A modular approach to easily processable supramolecular bilayered scaffolds with tailorable properties.

Engineering of anisotropic tissues demands extracellular matrix (ECM) mimicking scaffolds with an asymmetric distribution of functionalities. We here describe a convenient, modular approach based on supramolecular building blocks to form electrospun bilayered scaffolds with tailorable properties. Polymers and peptides functionalized with hydrogen-bonding ureido-pyrimidinone (UPy) moieties can easily be mixed-and-matched to explore new material combinations with optimal properties. These combinatorial supramolecular biomaterials, processed by electrospinning, enable the formation of modular fibrous scaffolds.

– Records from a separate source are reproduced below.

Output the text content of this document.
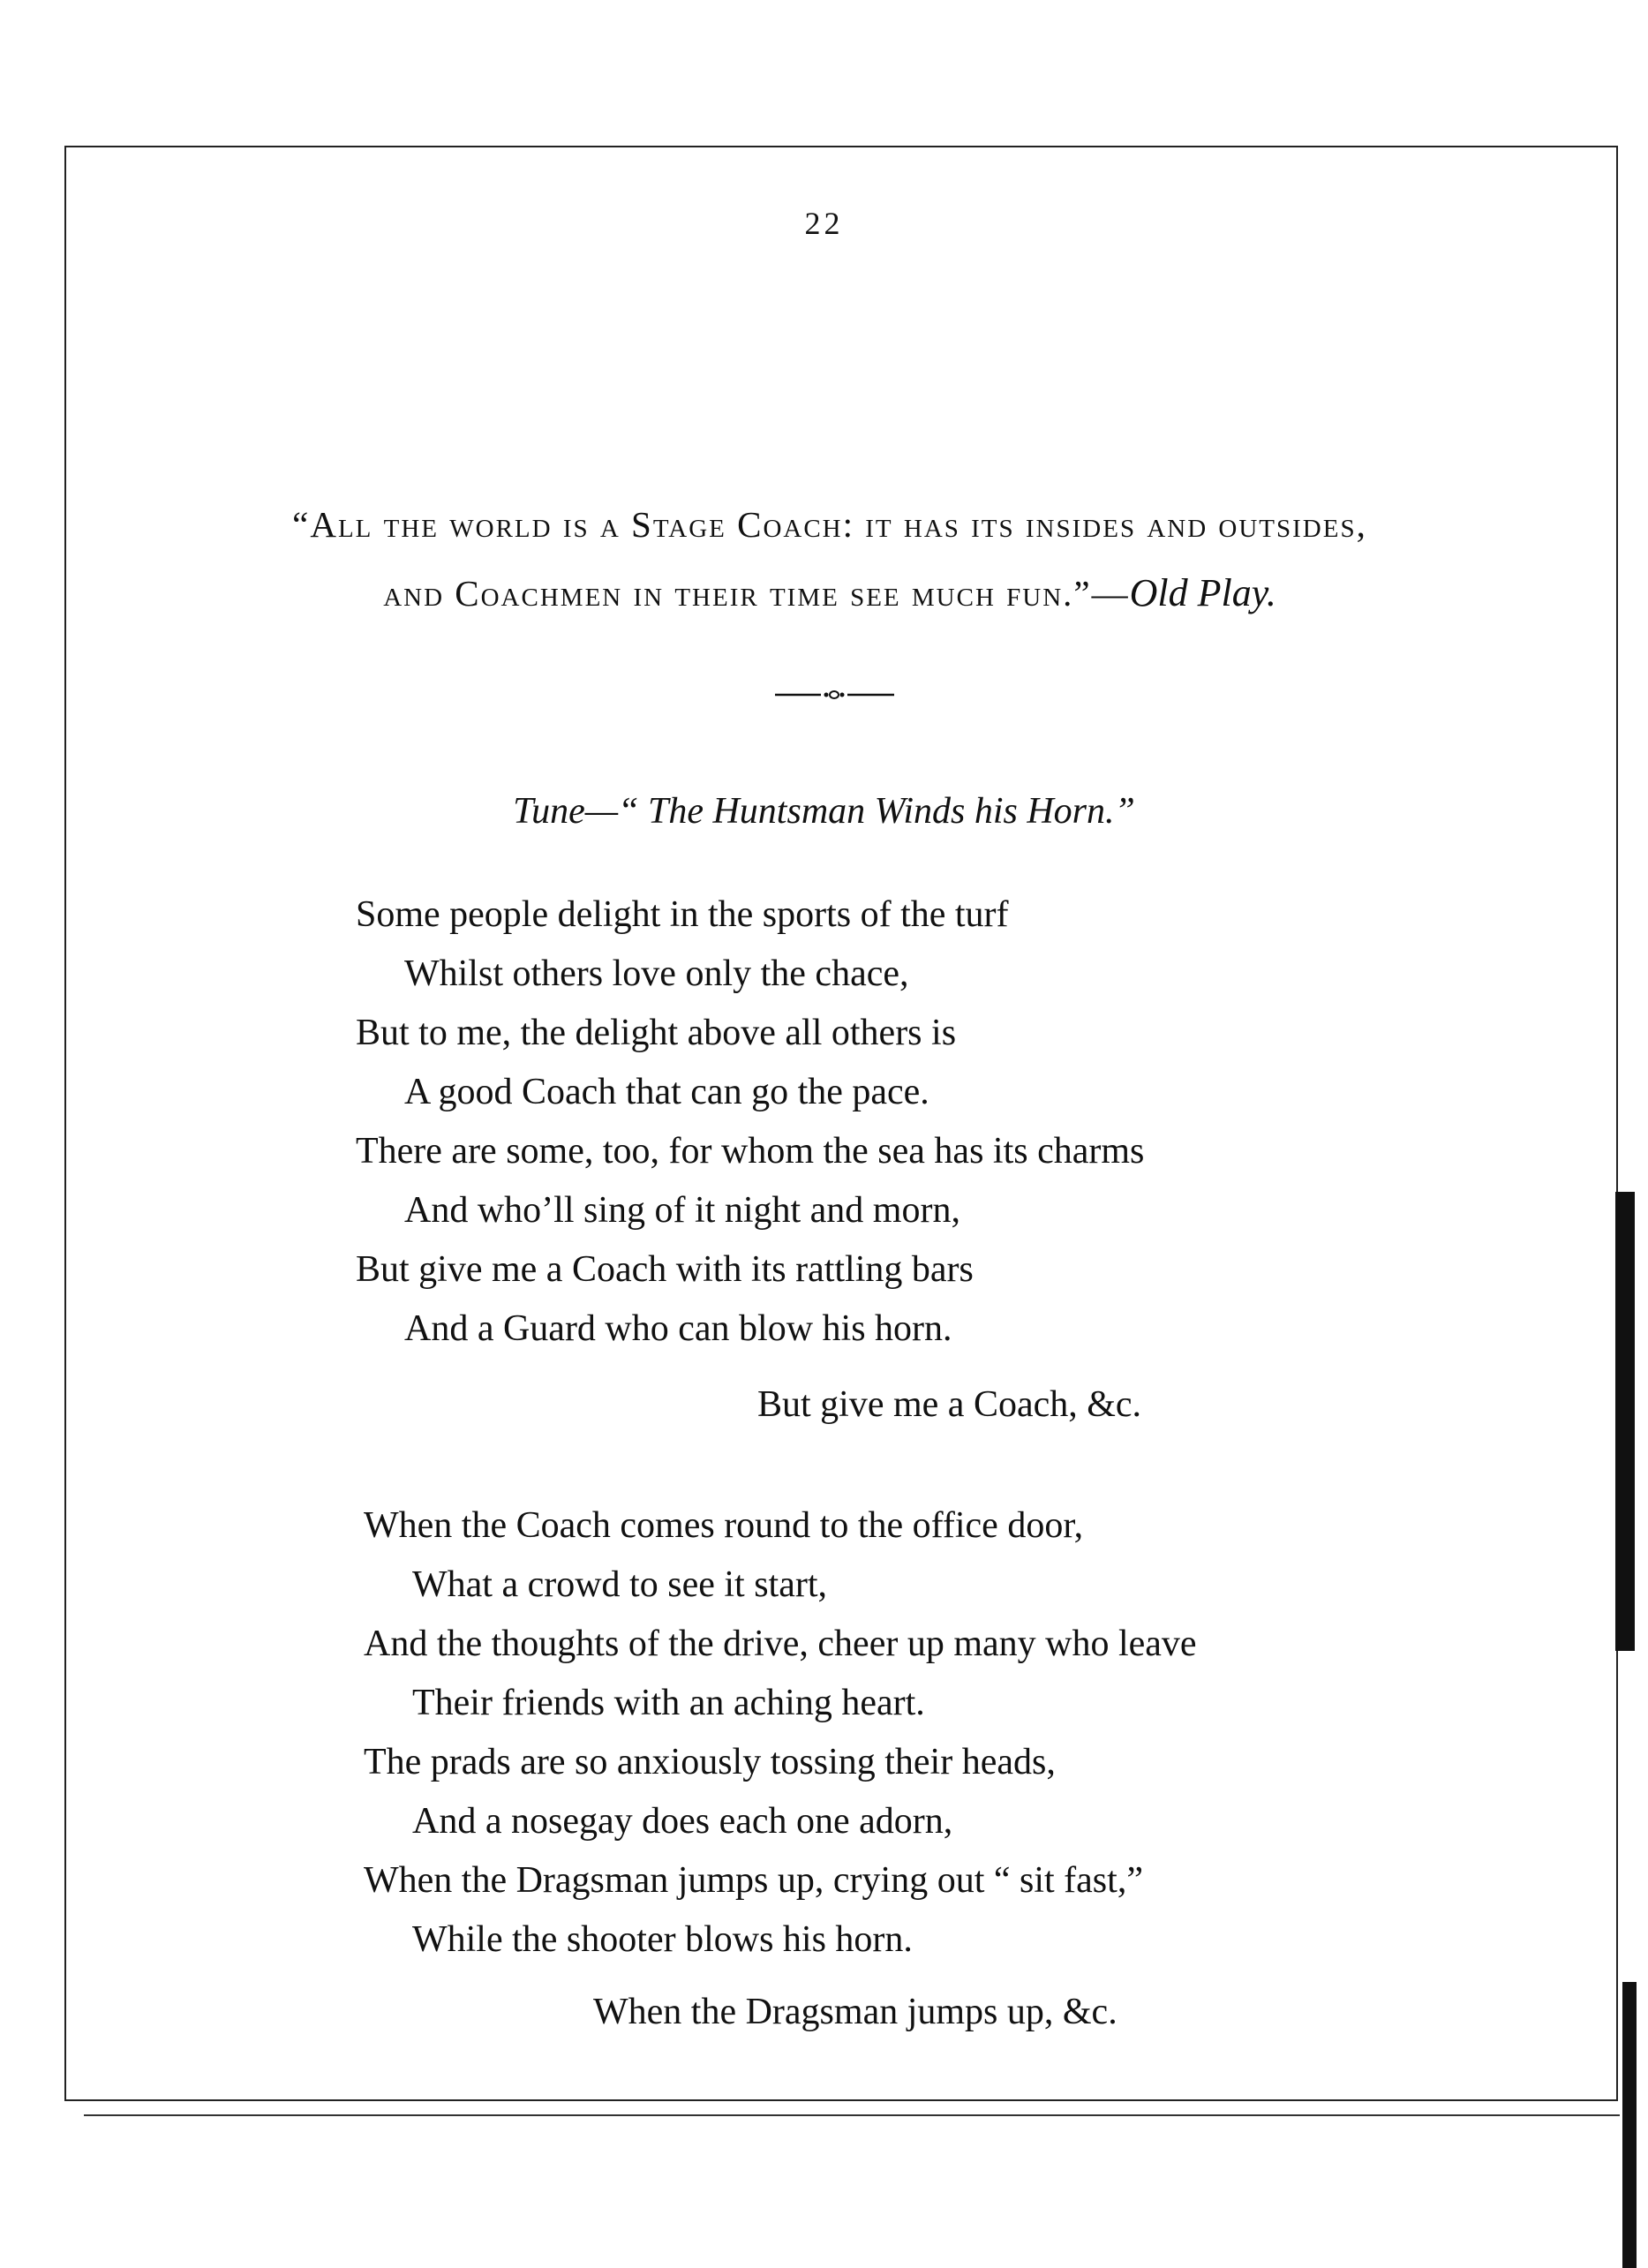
22
“All the world is a Stage Coach: it has its insides and outsides,
and Coachmen in their time see much fun.”—Old Play.
Tune—“ The Huntsman Winds his Horn.”
Some people delight in the sports of the turf
Whilst others love only the chace,
But to me, the delight above all others is
A good Coach that can go the pace.
There are some, too, for whom the sea has its charms
And who’ll sing of it night and morn,
But give me a Coach with its rattling bars
And a Guard who can blow his horn.
But give me a Coach, &c.
When the Coach comes round to the office door,
What a crowd to see it start,
And the thoughts of the drive, cheer up many who leave
Their friends with an aching heart.
The prads are so anxiously tossing their heads,
And a nosegay does each one adorn,
When the Dragsman jumps up, crying out “ sit fast,”
While the shooter blows his horn.
When the Dragsman jumps up, &c.
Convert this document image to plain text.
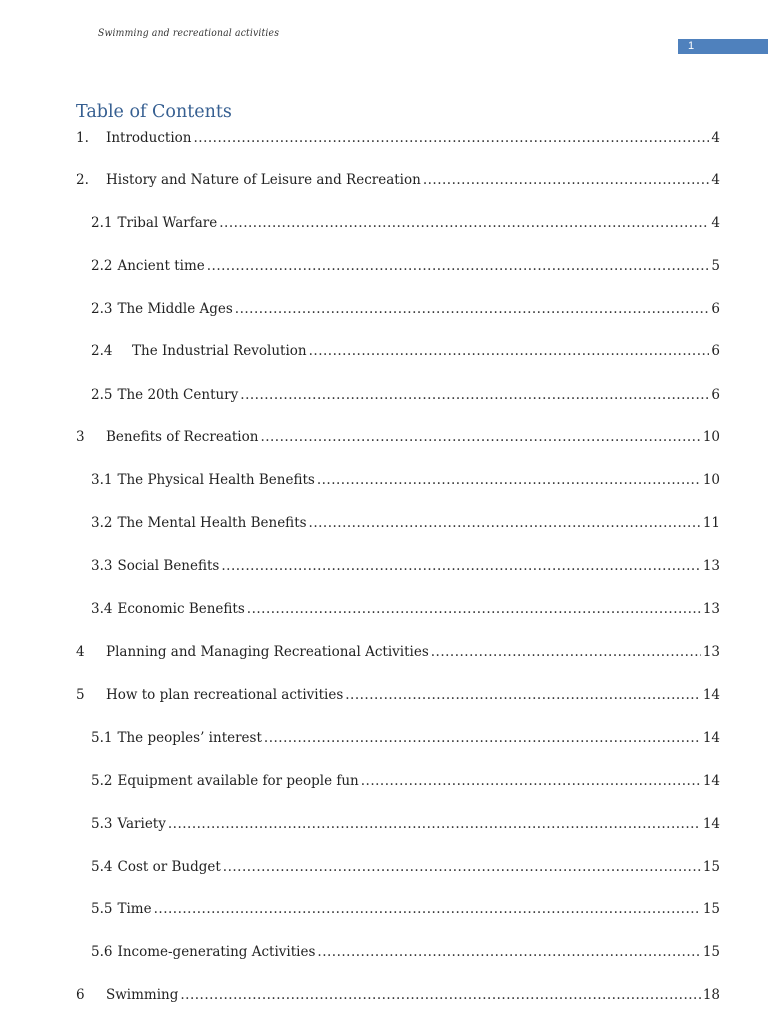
Swimming and recreational activities
1
Table of Contents
1.	Introduction .....	4
2.	History and Nature of Leisure and Recreation .....	4
2.1 Tribal Warfare .....	4
2.2 Ancient time .....	5
2.3 The Middle Ages .....	6
2.4	The Industrial Revolution .....	6
2.5 The 20th Century .....	6
3	Benefits of Recreation .....	10
3.1 The Physical Health Benefits .....	10
3.2 The Mental Health Benefits .....	11
3.3 Social Benefits .....	13
3.4 Economic Benefits .....	13
4	Planning and Managing Recreational Activities .....	13
5	How to plan recreational activities .....	14
5.1 The peoples’ interest .....	14
5.2 Equipment available for people fun .....	14
5.3 Variety .....	14
5.4 Cost or Budget .....	15
5.5 Time .....	15
5.6 Income-generating Activities .....	15
6	Swimming .....	18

We demonstrate how UPy-functionalized polymers based on polycaprolactone and poly(ethylene glycol) enable us to unite both cell-adhesive and non-cell adhesive characters into a single electrospun bilayered scaffold. We furthermore show that the non-cell adhesive layer can be bioactivated and made adhesive for kidney epithelial cells by the incorporation of 4 mol% of UPy-modified Arg-Gly-Asp (RGD) peptide in the electrospinning solution. These findings show that the UPy-based supramolecular biomaterial system offers a versatile toolbox to form modular multilayered scaffolds for tissue engineering and regenerative medicine applications such as the formation of membranes for a living bioartificial kidney.